Common viewpoints and questions:

  1. “We are mostly dark stuff we can’t see”
    • Users point out that galaxies, stars, and planets are just the tip of the cosmic iceberg.
 * They often share infographics showing the 68–27–5 split to highlight how dominant dark sectors are.
  1. “Dark matter vs. dark energy — what’s the difference?”
    • Dark matter: pulls things together with gravity.
 * Dark energy: pushes space apart, driving acceleration.
  1. “Are we sure about these percentages?”
    • People often discuss how measurements of the cosmic microwave background, galaxy surveys, and supernovae combine to give those numbers, emphasizing they are model-dependent but strongly supported.
  1. “What’s the latest news?”
    • Recent years’ “latest” updates are less about changing the basic percentages and more about tightening error bars and testing different models for dark energy and dark matter.

Story Snapshot: A 3-Layer Universe

A popular storytelling way to picture this is as a three-layer cake of reality:

  1. Top layer: Ordinary matter — bright frosting
    • This is everything your eyes and telescopes see: stars, galaxies, nebulae, planets.
  1. Middle layer: Dark matter — invisible sponge
    • You don’t see it directly, but it gives the cake structure and holds it together; galaxies sit inside dark matter “halos.”
  1. Bottom layer: Dark energy — the expanding plate
    • The plate underneath is growing, stretching everything on top farther apart with time.

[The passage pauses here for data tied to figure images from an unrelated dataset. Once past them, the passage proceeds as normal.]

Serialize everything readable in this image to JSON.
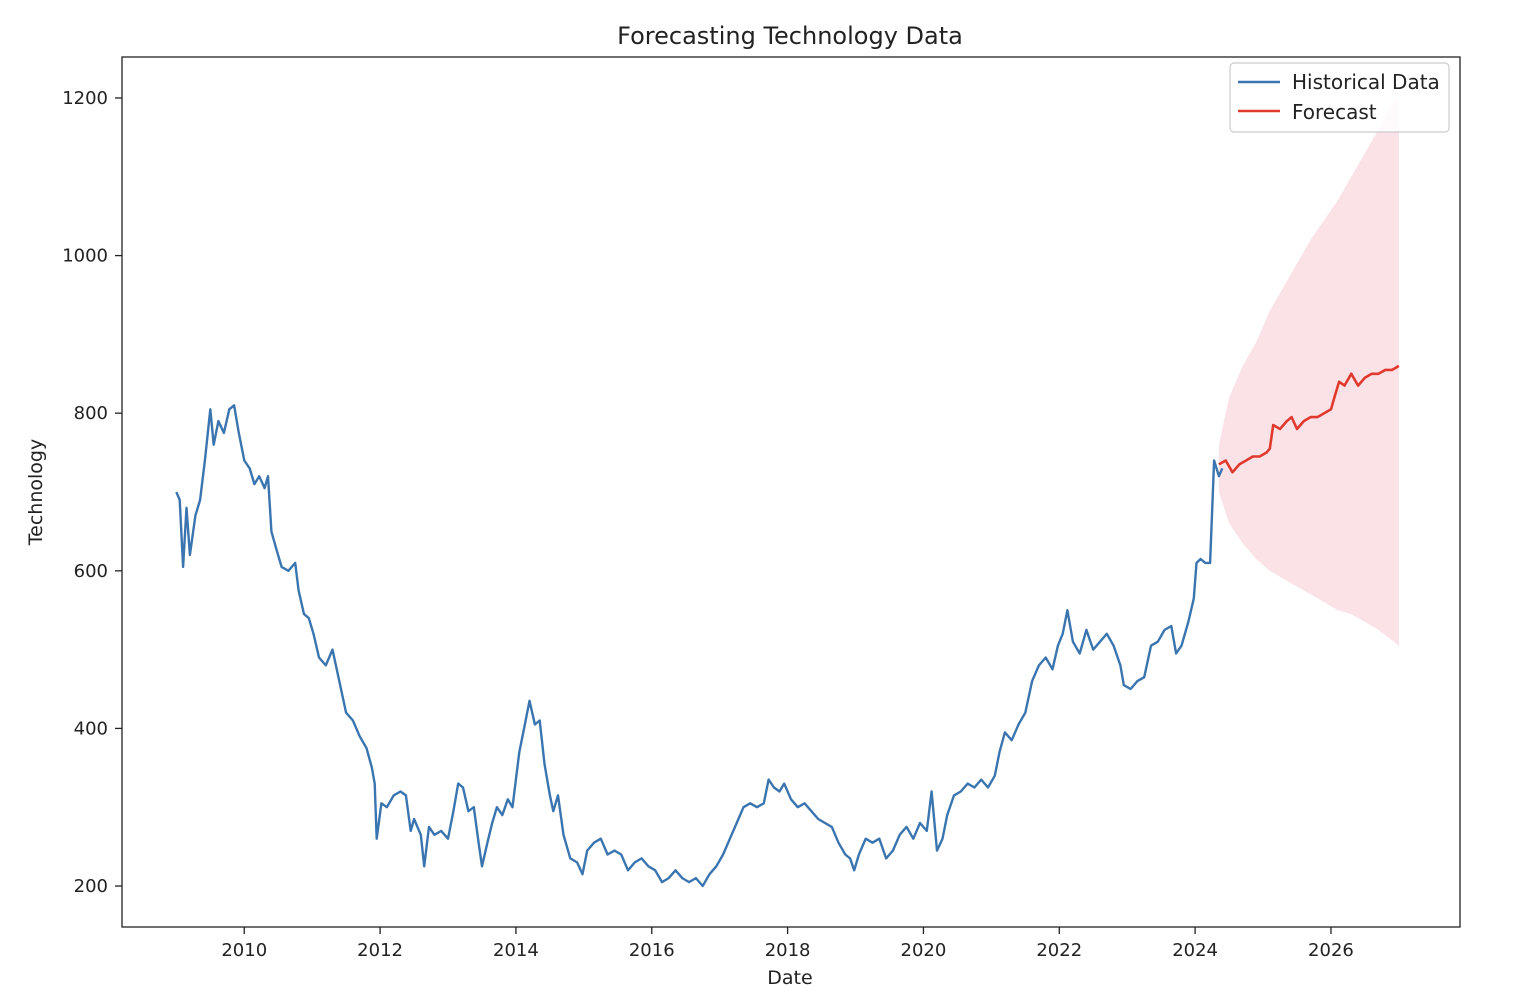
{
  "chart_data": {
    "type": "line",
    "title": "Forecasting Technology Data",
    "xlabel": "Date",
    "ylabel": "Technology",
    "xlim": [
      2008.2,
      2027.9
    ],
    "ylim": [
      148,
      1252
    ],
    "x_ticks": [
      2010,
      2012,
      2014,
      2016,
      2018,
      2020,
      2022,
      2024,
      2026
    ],
    "x_tick_labels": [
      "2010",
      "2012",
      "2014",
      "2016",
      "2018",
      "2020",
      "2022",
      "2024",
      "2026"
    ],
    "y_ticks": [
      200,
      400,
      600,
      800,
      1000,
      1200
    ],
    "y_tick_labels": [
      "200",
      "400",
      "600",
      "800",
      "1000",
      "1200"
    ],
    "grid": false,
    "legend_position": "top-right",
    "series": [
      {
        "name": "Historical Data",
        "color": "#3a75b0",
        "points": [
          [
            2009.0,
            700
          ],
          [
            2009.05,
            690
          ],
          [
            2009.1,
            605
          ],
          [
            2009.15,
            680
          ],
          [
            2009.2,
            620
          ],
          [
            2009.28,
            670
          ],
          [
            2009.35,
            690
          ],
          [
            2009.42,
            740
          ],
          [
            2009.5,
            805
          ],
          [
            2009.55,
            760
          ],
          [
            2009.62,
            790
          ],
          [
            2009.7,
            775
          ],
          [
            2009.78,
            805
          ],
          [
            2009.85,
            810
          ],
          [
            2009.92,
            775
          ],
          [
            2010.0,
            740
          ],
          [
            2010.08,
            730
          ],
          [
            2010.15,
            710
          ],
          [
            2010.22,
            720
          ],
          [
            2010.3,
            705
          ],
          [
            2010.35,
            720
          ],
          [
            2010.4,
            650
          ],
          [
            2010.48,
            625
          ],
          [
            2010.55,
            605
          ],
          [
            2010.65,
            600
          ],
          [
            2010.75,
            610
          ],
          [
            2010.8,
            575
          ],
          [
            2010.88,
            545
          ],
          [
            2010.95,
            540
          ],
          [
            2011.02,
            520
          ],
          [
            2011.1,
            490
          ],
          [
            2011.2,
            480
          ],
          [
            2011.3,
            500
          ],
          [
            2011.4,
            460
          ],
          [
            2011.5,
            420
          ],
          [
            2011.6,
            410
          ],
          [
            2011.7,
            390
          ],
          [
            2011.8,
            375
          ],
          [
            2011.88,
            350
          ],
          [
            2011.92,
            330
          ],
          [
            2011.95,
            260
          ],
          [
            2012.02,
            305
          ],
          [
            2012.1,
            300
          ],
          [
            2012.2,
            315
          ],
          [
            2012.3,
            320
          ],
          [
            2012.38,
            315
          ],
          [
            2012.45,
            270
          ],
          [
            2012.5,
            285
          ],
          [
            2012.6,
            265
          ],
          [
            2012.65,
            225
          ],
          [
            2012.72,
            275
          ],
          [
            2012.8,
            265
          ],
          [
            2012.9,
            270
          ],
          [
            2013.0,
            260
          ],
          [
            2013.08,
            295
          ],
          [
            2013.15,
            330
          ],
          [
            2013.22,
            325
          ],
          [
            2013.3,
            295
          ],
          [
            2013.38,
            300
          ],
          [
            2013.45,
            255
          ],
          [
            2013.5,
            225
          ],
          [
            2013.58,
            255
          ],
          [
            2013.65,
            280
          ],
          [
            2013.72,
            300
          ],
          [
            2013.8,
            290
          ],
          [
            2013.88,
            310
          ],
          [
            2013.95,
            300
          ],
          [
            2014.05,
            370
          ],
          [
            2014.12,
            400
          ],
          [
            2014.2,
            435
          ],
          [
            2014.28,
            405
          ],
          [
            2014.35,
            410
          ],
          [
            2014.42,
            355
          ],
          [
            2014.5,
            315
          ],
          [
            2014.55,
            295
          ],
          [
            2014.62,
            315
          ],
          [
            2014.7,
            265
          ],
          [
            2014.8,
            235
          ],
          [
            2014.9,
            230
          ],
          [
            2014.98,
            215
          ],
          [
            2015.05,
            245
          ],
          [
            2015.15,
            255
          ],
          [
            2015.25,
            260
          ],
          [
            2015.35,
            240
          ],
          [
            2015.45,
            245
          ],
          [
            2015.55,
            240
          ],
          [
            2015.65,
            220
          ],
          [
            2015.75,
            230
          ],
          [
            2015.85,
            235
          ],
          [
            2015.95,
            225
          ],
          [
            2016.05,
            220
          ],
          [
            2016.15,
            205
          ],
          [
            2016.25,
            210
          ],
          [
            2016.35,
            220
          ],
          [
            2016.45,
            210
          ],
          [
            2016.55,
            205
          ],
          [
            2016.65,
            210
          ],
          [
            2016.75,
            200
          ],
          [
            2016.85,
            215
          ],
          [
            2016.95,
            225
          ],
          [
            2017.05,
            240
          ],
          [
            2017.15,
            260
          ],
          [
            2017.25,
            280
          ],
          [
            2017.35,
            300
          ],
          [
            2017.45,
            305
          ],
          [
            2017.55,
            300
          ],
          [
            2017.65,
            305
          ],
          [
            2017.72,
            335
          ],
          [
            2017.8,
            325
          ],
          [
            2017.88,
            320
          ],
          [
            2017.95,
            330
          ],
          [
            2018.05,
            310
          ],
          [
            2018.15,
            300
          ],
          [
            2018.25,
            305
          ],
          [
            2018.35,
            295
          ],
          [
            2018.45,
            285
          ],
          [
            2018.55,
            280
          ],
          [
            2018.65,
            275
          ],
          [
            2018.75,
            255
          ],
          [
            2018.85,
            240
          ],
          [
            2018.92,
            235
          ],
          [
            2018.98,
            220
          ],
          [
            2019.05,
            240
          ],
          [
            2019.15,
            260
          ],
          [
            2019.25,
            255
          ],
          [
            2019.35,
            260
          ],
          [
            2019.45,
            235
          ],
          [
            2019.55,
            245
          ],
          [
            2019.65,
            265
          ],
          [
            2019.75,
            275
          ],
          [
            2019.85,
            260
          ],
          [
            2019.95,
            280
          ],
          [
            2020.05,
            270
          ],
          [
            2020.12,
            320
          ],
          [
            2020.2,
            245
          ],
          [
            2020.28,
            260
          ],
          [
            2020.35,
            290
          ],
          [
            2020.45,
            315
          ],
          [
            2020.55,
            320
          ],
          [
            2020.65,
            330
          ],
          [
            2020.75,
            325
          ],
          [
            2020.85,
            335
          ],
          [
            2020.95,
            325
          ],
          [
            2021.05,
            340
          ],
          [
            2021.12,
            370
          ],
          [
            2021.2,
            395
          ],
          [
            2021.3,
            385
          ],
          [
            2021.4,
            405
          ],
          [
            2021.5,
            420
          ],
          [
            2021.6,
            460
          ],
          [
            2021.7,
            480
          ],
          [
            2021.8,
            490
          ],
          [
            2021.9,
            475
          ],
          [
            2021.98,
            505
          ],
          [
            2022.05,
            520
          ],
          [
            2022.12,
            550
          ],
          [
            2022.2,
            510
          ],
          [
            2022.3,
            495
          ],
          [
            2022.4,
            525
          ],
          [
            2022.5,
            500
          ],
          [
            2022.6,
            510
          ],
          [
            2022.7,
            520
          ],
          [
            2022.8,
            505
          ],
          [
            2022.9,
            480
          ],
          [
            2022.95,
            455
          ],
          [
            2023.05,
            450
          ],
          [
            2023.15,
            460
          ],
          [
            2023.25,
            465
          ],
          [
            2023.35,
            505
          ],
          [
            2023.45,
            510
          ],
          [
            2023.55,
            525
          ],
          [
            2023.65,
            530
          ],
          [
            2023.72,
            495
          ],
          [
            2023.8,
            505
          ],
          [
            2023.9,
            535
          ],
          [
            2023.98,
            565
          ],
          [
            2024.02,
            610
          ],
          [
            2024.08,
            615
          ],
          [
            2024.15,
            610
          ],
          [
            2024.22,
            610
          ],
          [
            2024.28,
            740
          ],
          [
            2024.35,
            720
          ],
          [
            2024.4,
            730
          ]
        ]
      },
      {
        "name": "Forecast",
        "color": "#e03a2f",
        "points": [
          [
            2024.35,
            735
          ],
          [
            2024.45,
            740
          ],
          [
            2024.55,
            725
          ],
          [
            2024.65,
            735
          ],
          [
            2024.75,
            740
          ],
          [
            2024.85,
            745
          ],
          [
            2024.95,
            745
          ],
          [
            2025.05,
            750
          ],
          [
            2025.1,
            755
          ],
          [
            2025.15,
            785
          ],
          [
            2025.25,
            780
          ],
          [
            2025.35,
            790
          ],
          [
            2025.42,
            795
          ],
          [
            2025.5,
            780
          ],
          [
            2025.6,
            790
          ],
          [
            2025.7,
            795
          ],
          [
            2025.8,
            795
          ],
          [
            2025.9,
            800
          ],
          [
            2026.0,
            805
          ],
          [
            2026.05,
            820
          ],
          [
            2026.12,
            840
          ],
          [
            2026.2,
            835
          ],
          [
            2026.3,
            850
          ],
          [
            2026.4,
            835
          ],
          [
            2026.5,
            845
          ],
          [
            2026.6,
            850
          ],
          [
            2026.7,
            850
          ],
          [
            2026.8,
            855
          ],
          [
            2026.9,
            855
          ],
          [
            2027.0,
            860
          ]
        ]
      }
    ],
    "confidence_band": {
      "color": "#fbe2e6",
      "upper": [
        [
          2024.35,
          760
        ],
        [
          2024.5,
          820
        ],
        [
          2024.7,
          860
        ],
        [
          2024.9,
          890
        ],
        [
          2025.1,
          930
        ],
        [
          2025.3,
          960
        ],
        [
          2025.5,
          990
        ],
        [
          2025.7,
          1020
        ],
        [
          2025.9,
          1045
        ],
        [
          2026.1,
          1070
        ],
        [
          2026.3,
          1100
        ],
        [
          2026.5,
          1130
        ],
        [
          2026.7,
          1160
        ],
        [
          2026.85,
          1185
        ],
        [
          2027.0,
          1205
        ]
      ],
      "lower": [
        [
          2027.0,
          505
        ],
        [
          2026.85,
          515
        ],
        [
          2026.7,
          525
        ],
        [
          2026.5,
          535
        ],
        [
          2026.3,
          545
        ],
        [
          2026.1,
          550
        ],
        [
          2025.9,
          560
        ],
        [
          2025.7,
          570
        ],
        [
          2025.5,
          580
        ],
        [
          2025.3,
          590
        ],
        [
          2025.1,
          600
        ],
        [
          2024.9,
          615
        ],
        [
          2024.7,
          635
        ],
        [
          2024.5,
          660
        ],
        [
          2024.35,
          700
        ]
      ]
    }
  }
}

This kind of story shows up a lot in science explainers and online discussions because it captures both the familiarity of ordinary matter and the mystery of the dark components.

Brief TL;DR

  • The universe is mostly dark energy (≈ 68%) and dark matter (≈ 27%), with only about 5% ordinary matter like atoms.
  • Ordinary matter is largely hydrogen and helium, plus a small amount of heavier elements made in stars.
  • Dark matter pulls galaxies together; dark energy drives the accelerated expansion of space.

Information gathered from public forums or data available on the internet and portrayed here.